An Italian court convicted a Polish man in the kidnapping of a British model for ransom Monday and sentenced him to 16 years and nine months in prison.
Lukasz Herba was said to have drugged and kidnapped Chloe Ayling, 20, when she showed up at a Milan address for a modeling job, then held her six days at a Piedmont farmhouse before she was released at the British consulate in Milan, according to prosecutors.
Herba, 30, claimed in February that Ayling agreed to stage the kidnapping to further her career. Herba testified that he invented a group used for deep-web auctions of women.
In previous hearings, investigators showed video of Ayling and Herba walking hand in hand. Her lawyer said she was forced and Ayling in interviews after her ordeal said that she understands why people may doubt her story, but insisted that she was "terrified" and certain she would die during the ordeal.

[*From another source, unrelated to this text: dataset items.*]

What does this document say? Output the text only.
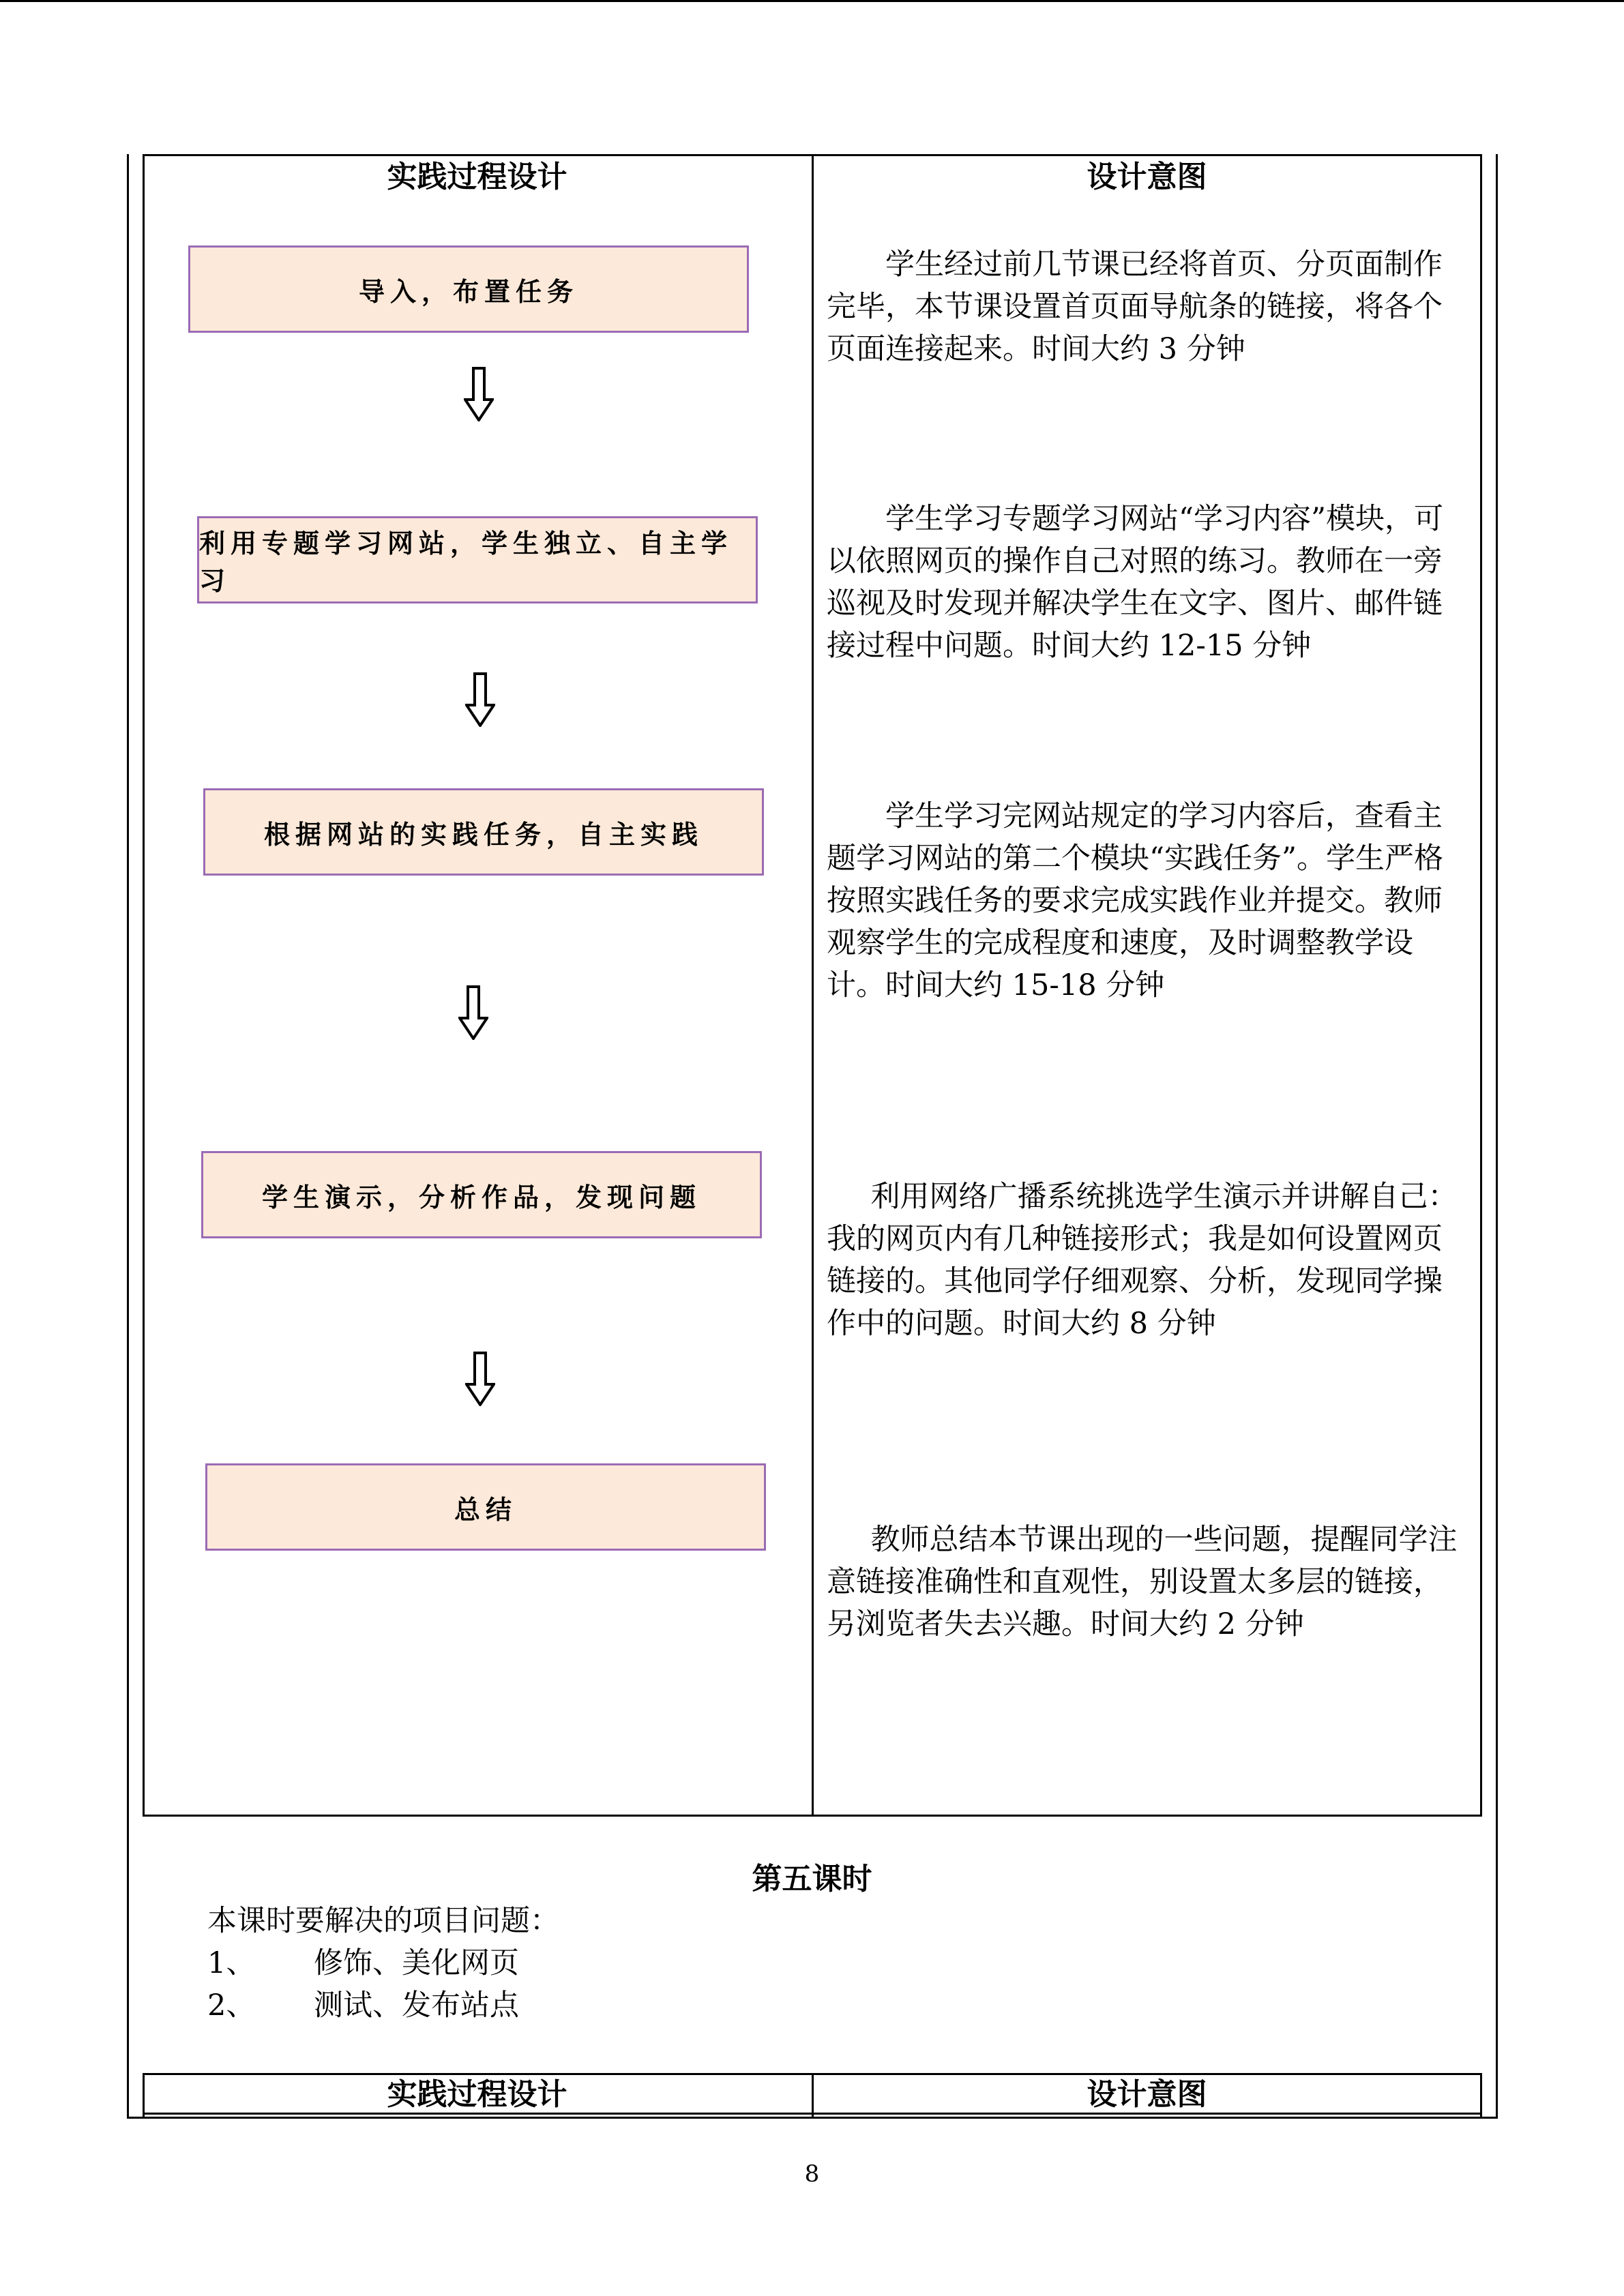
实践过程设计	设计意图
导入，布置任务
利用专题学习网站，学生独立、自主学习
根据网站的实践任务，自主实践
学生演示，分析作品，发现问题
总结
学生经过前几节课已经将首页、分页面制作完毕，本节课设置首页面导航条的链接，将各个页面连接起来。时间大约 3 分钟
学生学习专题学习网站“学习内容”模块，可以依照网页的操作自己对照的练习。教师在一旁巡视及时发现并解决学生在文字、图片、邮件链接过程中问题。时间大约 12-15 分钟
学生学习完网站规定的学习内容后，查看主题学习网站的第二个模块“实践任务”。学生严格按照实践任务的要求完成实践作业并提交。教师观察学生的完成程度和速度，及时调整教学设计。时间大约 15-18 分钟
利用网络广播系统挑选学生演示并讲解自己：我的网页内有几种链接形式；我是如何设置网页链接的。其他同学仔细观察、分析，发现同学操作中的问题。时间大约 8 分钟
教师总结本节课出现的一些问题，提醒同学注意链接准确性和直观性，别设置太多层的链接，另浏览者失去兴趣。时间大约 2 分钟
第五课时
本课时要解决的项目问题：
1、 修饰、美化网页
2、 测试、发布站点
实践过程设计	设计意图
8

Herba told the court that he met Ayling over Facebook in 2015. Under questioning by his lawyer, he said they went out once together in England while she was visibly pregnant. He told the court that that is when the kidnap idea was first hatched, but that she backed down after entering into a relationship with another man.
He said that he contacted her again after seeing on Facebook that the relationship had ended, and then arranged through her agent for her to go to Paris for a modeling job in April 2017. He said he revealed the kidnapping plot to her at that juncture, but she refused because she didn't like the venue where she would be staying.
Under cross-examination by the judge, Herba said that Chloe apparently was convinced, both before going to Milan and to Paris, that the modeling jobs were real.
He denied his initial statements to investigators about his health, saying he wasn't ill. He also said he had made up both the Black Death group, which he claimed was behind the kidnapping and deep-web auctions of women, and a series of Romanian co-conspirators.
He acknowledged building a website where women were advertised to the highest bidder and describing himself as a killer-for-hire who had worked for the FBI, CIA and Mossad, but said he only made these claims to draw attention to the site to bring greater notoriety when he would eventually kidnap Ayling. He said the Black Death group was solely his invention.
He also said that his brother, whom Italy wants to extradite from Britain to face charges in the case, was convinced throughout that the kidnapping was real.
Fox News’ Samuel Chamberlain and the Associated Press contributed to this report.